Republic of Congo has become the latest member of the PEFC alliance

Republic of Congo has become the latest member of the PEFC alliance, joining recent recruits the Council for Sustainable Forest Management and Certification in Bulgaria and the South African Forestry Assurance Scheme (SAFAS).

The PEFC alliance’s membership now stands at 49 national members around the world.

Since 2011, PEFC has been engaged in a number of initiatives to promote uptake of forest certification in Africa, with a particular focus on Central Africa. Working under the common name PAFC – Pan-African Forest Certification, there are now three PEFC members in the region: PAFC Cameroon, PAFC Congo and PAFC Gabon.

“The forests in the Congo Basin are home to more than 10,000 species. They provide food, water and shelter to more than 75 million people, and are of significant economic importance,” said Ben Gunneberg, CEO of PEFC International.

“With PAFC-Congo becoming a member of PEFC and their work on developing a national forest certification system, we are taking a huge step towards safeguarding the benefits the forests in the region provide. We are thrilled to welcome PAFC-Congo into the PEFC alliance.

“We have been working in the Congo Basin for several years, and the addition of the Republic of Congo marks an important move forward for the development of certification in the basin”.

Brice Séverin Pongui, chairman of PAFC-Congo added: “There have been strong evolutions in the way forests are managed in the Republic of Congo, but certification is struggling to develop and become widespread.

“PAFC is set to help promote sustainable forest management, making it more accessible and inclusive, thanks to its development respecting the local context.

“With its careful balance of the environmental, social and economic benefits forests provide to the local forest owners and communities as well as society at large, we are convinced that PEFC certification is the right choice for our country.”

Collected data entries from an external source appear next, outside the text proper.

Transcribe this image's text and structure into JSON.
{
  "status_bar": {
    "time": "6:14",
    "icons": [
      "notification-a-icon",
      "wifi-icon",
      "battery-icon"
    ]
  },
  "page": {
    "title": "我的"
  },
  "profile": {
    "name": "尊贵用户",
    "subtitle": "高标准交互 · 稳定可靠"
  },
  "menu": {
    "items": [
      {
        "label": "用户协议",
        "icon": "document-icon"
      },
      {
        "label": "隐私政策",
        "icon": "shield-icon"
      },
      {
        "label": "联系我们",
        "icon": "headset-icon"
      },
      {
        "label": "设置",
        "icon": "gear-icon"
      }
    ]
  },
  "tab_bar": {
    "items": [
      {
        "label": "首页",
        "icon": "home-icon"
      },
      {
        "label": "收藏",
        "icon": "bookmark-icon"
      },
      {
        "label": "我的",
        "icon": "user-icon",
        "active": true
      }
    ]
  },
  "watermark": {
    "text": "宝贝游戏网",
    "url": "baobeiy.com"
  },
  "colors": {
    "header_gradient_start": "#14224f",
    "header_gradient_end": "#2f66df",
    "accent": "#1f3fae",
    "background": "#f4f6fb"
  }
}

The PEFC is currently strengthening the capacity of PAFC Congo, mapping all respective stakeholders and developing and validating the national sustainable forest management standard.

“This will all be done through a transparent and inclusive process, involving everyone interested, through departmental and national workshops,” said Séverin Pongui.

“We will also study and analyse the international PEFC requirements, as well as the PAFC standards in Gabon and Cameroon, in order to best develop our national certification system”.